Aprimorou a teoria do domínio do fato, segundo a qual autor não é só quem executa o crime, mas quem tem o poder de decidir sua realização e faz o planejamento estratégico para que ele aconteça.
Roxin diz que essa decisão precisa ser provada, não basta que haja indícios de que ela possa ter ocorrido.
Nas últimas semanas, sua teoria foi citada por ministros do STF (Supremo Tribunal Federal) no julgamento do mensalão. Foi um dos fundamentos usados por Joaquim Barbosa na condenação do ex-ministro José Dirceu.
“Quem ocupa posição de comando tem que ter, de fato, emitido a ordem. E isso deve ser provado”, diz Roxin. Ele esteve no Rio há duas semanas participando de seminário sobre direito penal.
Folha – O que o levou ao estudo da teoria do domínio do fato?
Claus Roxin – O que me perturbava eram os crimes do nacional socialismo. Achava que quem ocupa posição dentro de um chamado aparato organizado de poder e dá o comando para que se execute um delito, tem de responder como autor e não só como partícipe, como queria a doutrina da época.
Na época, a jurisprudência alemã ignorou minha teoria. Mas conseguimos alguns êxitos. Na Argentina, o processo contra a junta militar de Videla [Jorge Rafael Videla, presidente da Junta Militar que governou o país de 1976 a 1981] aplicou a teoria, considerando culpados os comandantes da junta pelo desaparecimento de pessoas. Está no estatuto do Tribunal Penal Internacional e no equivalente ao STJ alemão, que a adotou para julgar crimes na Alemanha Oriental. A Corte Suprema do Peru também usou a teoria para julgar Fujimori [presidente entre 1990 e 2000].
Folha – É possível usar a teoria para fundamentar a condenação de um acusado supondo sua participação apenas pelo fato de sua posição hierárquica?
Não, em absoluto. A pessoa que ocupa a posição no topo de uma organização tem também que ter comandado esse fato, emitido uma ordem. Isso seria um mau uso.
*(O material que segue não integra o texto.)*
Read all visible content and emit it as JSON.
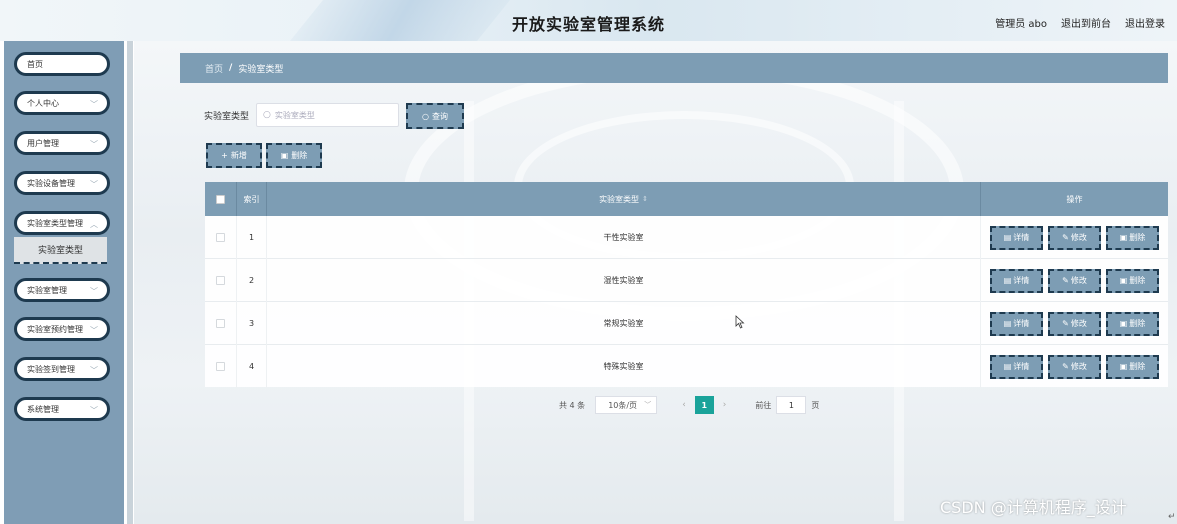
{
  "header": {
    "title": "开放实验室管理系统",
    "admin": "管理员 abo",
    "back_front": "退出到前台",
    "logout": "退出登录"
  },
  "sidebar": {
    "items": [
      {
        "label": "首页"
      },
      {
        "label": "个人中心"
      },
      {
        "label": "用户管理"
      },
      {
        "label": "实验设备管理"
      },
      {
        "label": "实验室类型管理"
      },
      {
        "label": "实验室管理"
      },
      {
        "label": "实验室预约管理"
      },
      {
        "label": "实验签到管理"
      },
      {
        "label": "系统管理"
      }
    ],
    "sub_item": "实验室类型"
  },
  "breadcrumb": {
    "home": "首页",
    "sep": "/",
    "current": "实验室类型"
  },
  "search": {
    "label": "实验室类型",
    "placeholder": "实验室类型",
    "query_button": "查询"
  },
  "actions": {
    "add": "新增",
    "delete": "删除"
  },
  "table": {
    "headers": {
      "index": "索引",
      "type": "实验室类型",
      "operation": "操作"
    },
    "rows": [
      {
        "index": "1",
        "type": "干性实验室"
      },
      {
        "index": "2",
        "type": "湿性实验室"
      },
      {
        "index": "3",
        "type": "常规实验室"
      },
      {
        "index": "4",
        "type": "特殊实验室"
      }
    ],
    "row_actions": {
      "detail": "详情",
      "edit": "修改",
      "delete": "删除"
    }
  },
  "pagination": {
    "total": "共 4 条",
    "page_size": "10条/页",
    "current_page": "1",
    "goto_label": "前往",
    "goto_value": "1",
    "page_unit": "页"
  },
  "watermark": "CSDN @计算机程序_设计",
  "colors": {
    "accent": "#7d9db4",
    "dark_border": "#1e3a4f",
    "active_page": "#1aa39a"
  }
}
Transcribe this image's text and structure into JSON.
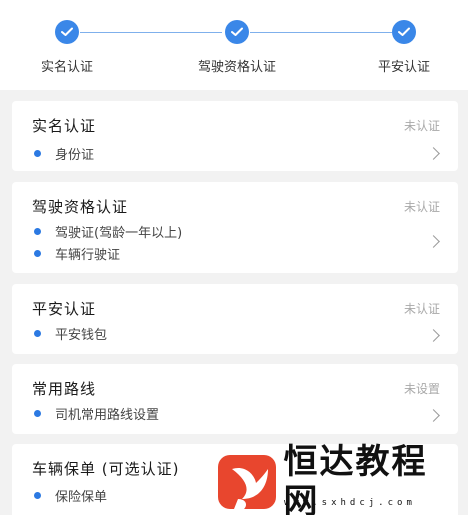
{
  "steps": [
    {
      "label": "实名认证"
    },
    {
      "label": "驾驶资格认证"
    },
    {
      "label": "平安认证"
    }
  ],
  "cards": [
    {
      "title": "实名认证",
      "status": "未认证",
      "items": [
        "身份证"
      ]
    },
    {
      "title": "驾驶资格认证",
      "status": "未认证",
      "items": [
        "驾驶证(驾龄一年以上)",
        "车辆行驶证"
      ]
    },
    {
      "title": "平安认证",
      "status": "未认证",
      "items": [
        "平安钱包"
      ]
    },
    {
      "title": "常用路线",
      "status": "未设置",
      "items": [
        "司机常用路线设置"
      ]
    },
    {
      "title": "车辆保单 (可选认证)",
      "status": "",
      "items": [
        "保险保单"
      ]
    }
  ],
  "watermark": {
    "brand": "恒达教程网",
    "url": "www.sxhdcj.com"
  },
  "colors": {
    "accent": "#3a87e8",
    "dot": "#2b79e2",
    "status_text": "#a8a8a8",
    "watermark_logo": "#e8462e"
  },
  "icons": {
    "step_done": "check-circle-icon",
    "item_marker": "blue-dot-icon",
    "card_action": "chevron-right-icon"
  }
}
Folha – O dever de conhecer os atos de um subordinado não implica em co-responsabilidade?
A posição hierárquica não fundamenta, sob nenhuma circunstância, o domínio do fato. O mero ter que saber não basta. Essa construção [“dever de saber”] é do direito anglo-saxão e não a considero correta. No caso do Fujimori, por exemplo, foi importante ter provas de que ele controlou os sequestros e homicídios realizados.
Folha – A opinião pública pede punições severas no mensalão. A pressão da opinião pública pode influenciar o juiz?
Na Alemanha temos o mesmo problema. É interessante saber que aqui também há o clamor por condenações severas, mesmo sem provas suficientes. O problema é que isso não corresponde ao direito. O juiz não tem que ficar ao lado da opinião pública.